Introduction: After the Fontan surgery (TCPC) pleura effusions often arise. The pathogenesis is not fully understood yet. Aim of this study was to compare cytokine levels of serum and the effusion fluid to gain information about the etiology of this phenomenon which is still a therapeutical problem.

Material and Method: Levels of Protein, Erythrocytes, IL-6, IL-8, IL-10, sE-, sL-Selectin and also complement (C3, C3d) were analyzed quantitatively in serum and pleura effusions of 21 patients after TCPC operation (aged: 2.5–5.3 years) according to a definite timetable.

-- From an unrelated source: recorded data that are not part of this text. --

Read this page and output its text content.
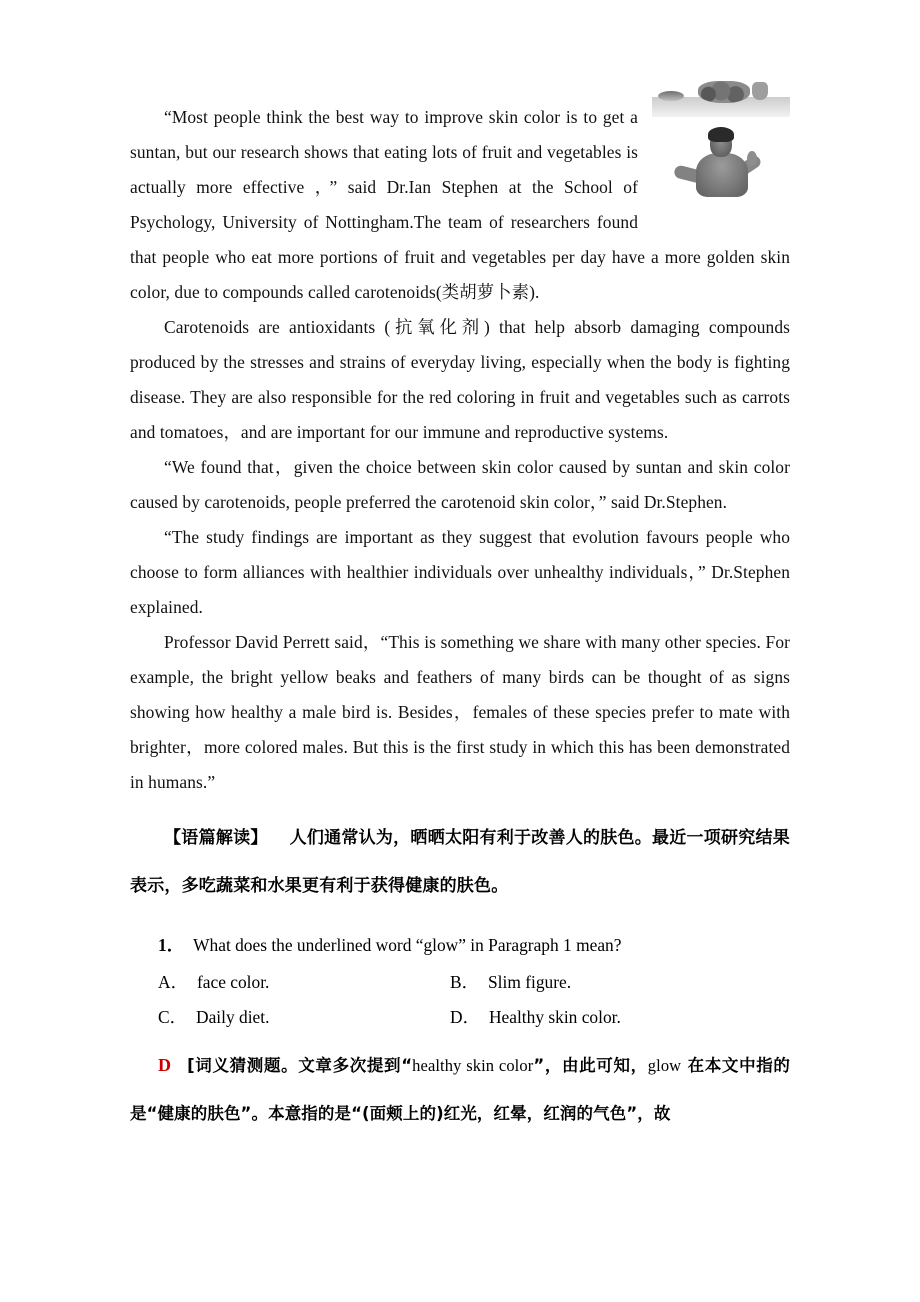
“Most people think the best way to improve skin color is to get a suntan, but our research shows that eating lots of fruit and vegetables is actually more effective ，” said Dr.Ian Stephen at the School of Psychology, University of Nottingham.The team of researchers found that people who eat more portions of fruit and vegetables per day have a more golden skin color, due to compounds called carotenoids(类胡萝卜素).

Carotenoids are antioxidants (抗氧化剂) that help absorb damaging compounds produced by the stresses and strains of everyday living, especially when the body is fighting disease. They are also responsible for the red coloring in fruit and vegetables such as carrots and tomatoes，and are important for our immune and reproductive systems.

“We found that，given the choice between skin color caused by suntan and skin color caused by carotenoids, people preferred the carotenoid skin color，” said Dr.Stephen.

“The study findings are important as they suggest that evolution favours people who choose to form alliances with healthier individuals over unhealthy individuals，” Dr.Stephen explained.

Professor David Perrett said，“This is something we share with many other species. For example, the bright yellow beaks and feathers of many birds can be thought of as signs showing how healthy a male bird is. Besides，females of these species prefer to mate with brighter，more colored males. But this is the first study in which this has been demonstrated in humans.”

【语篇解读】 人们通常认为，晒晒太阳有利于改善人的肤色。最近一项研究结果表示，多吃蔬菜和水果更有利于获得健康的肤色。

1． What does the underlined word “glow” in Paragraph 1 mean?

A． face color.	B． Slim figure.
C． Daily diet.	D． Healthy skin color.

D [词义猜测题。文章多次提到“healthy skin color”，由此可知，glow 在本文中指的是“健康的肤色”。本意指的是“(面颊上的)红光，红晕，红润的气色”，故
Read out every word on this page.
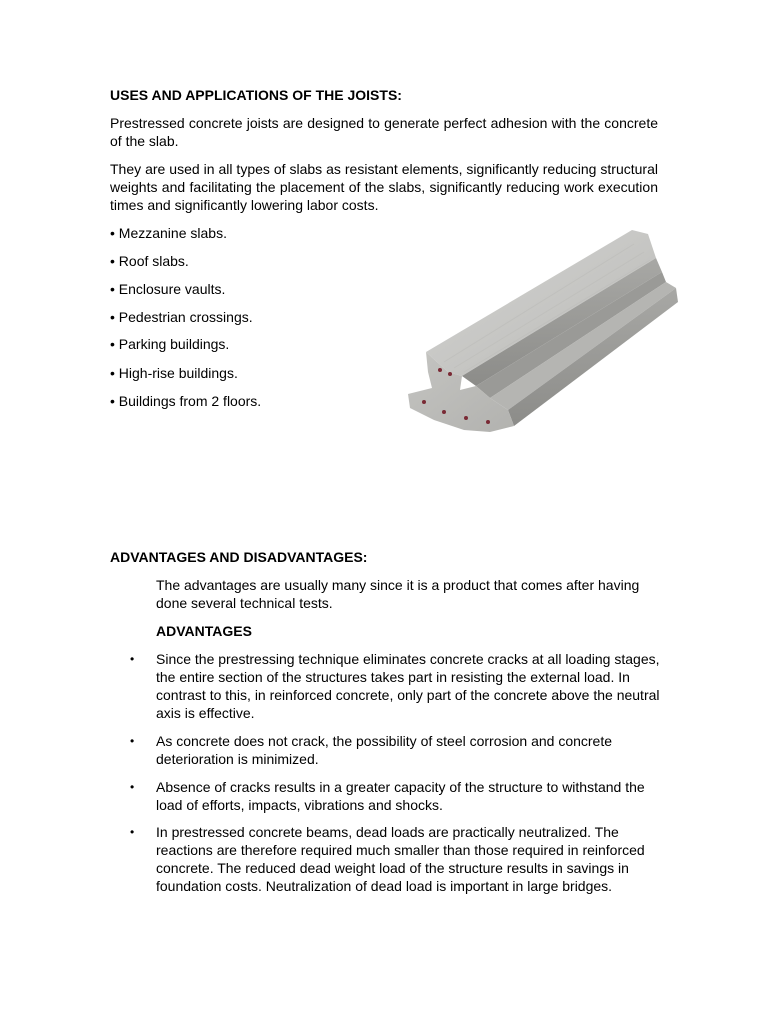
USES AND APPLICATIONS OF THE JOISTS:

Prestressed concrete joists are designed to generate perfect adhesion with the concrete of the slab.

They are used in all types of slabs as resistant elements, significantly reducing structural weights and facilitating the placement of the slabs, significantly reducing work execution times and significantly lowering labor costs.

• Mezzanine slabs.

• Roof slabs.

• Enclosure vaults.

• Pedestrian crossings.

• Parking buildings.

• High-rise buildings.

• Buildings from 2 floors.

ADVANTAGES AND DISADVANTAGES:

The advantages are usually many since it is a product that comes after having done several technical tests.

ADVANTAGES
•	Since the prestressing technique eliminates concrete cracks at all loading stages, the entire section of the structures takes part in resisting the external load. In contrast to this, in reinforced concrete, only part of the concrete above the neutral axis is effective.
•	As concrete does not crack, the possibility of steel corrosion and concrete deterioration is minimized.
•	Absence of cracks results in a greater capacity of the structure to withstand the load of efforts, impacts, vibrations and shocks.
•	In prestressed concrete beams, dead loads are practically neutralized. The reactions are therefore required much smaller than those required in reinforced concrete. The reduced dead weight load of the structure results in savings in foundation costs. Neutralization of dead load is important in large bridges.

The same parameters we analyzed in eight patients with other diagnosis as a compare group.

Results: Levels of IL-6 and IL-8 (proinflammatory) in the pleura effusion were significantly higher (P < 0.05) than in the serum, whereas the course showed affinities.

Levels of IL-10 (antiinflammatory) in the pleura effusion is significantly higher than in the serum at postoperative day 1. In the following time the levels are almost similar in serum and pleura effusion.

Conclusions: The results show a strengthened cytokine reaction in the thorax region after the Fontan type surgery. Analyzed cytokines represent pro- as well as antiinflammatory reactions. This could be the basis for further research aiming to influence the exudation therapeutically. Furthermore, due to the higher concentrations in the effusion, this kind of examination could be more reliable to screen immunological reactions after the Fontan surgery.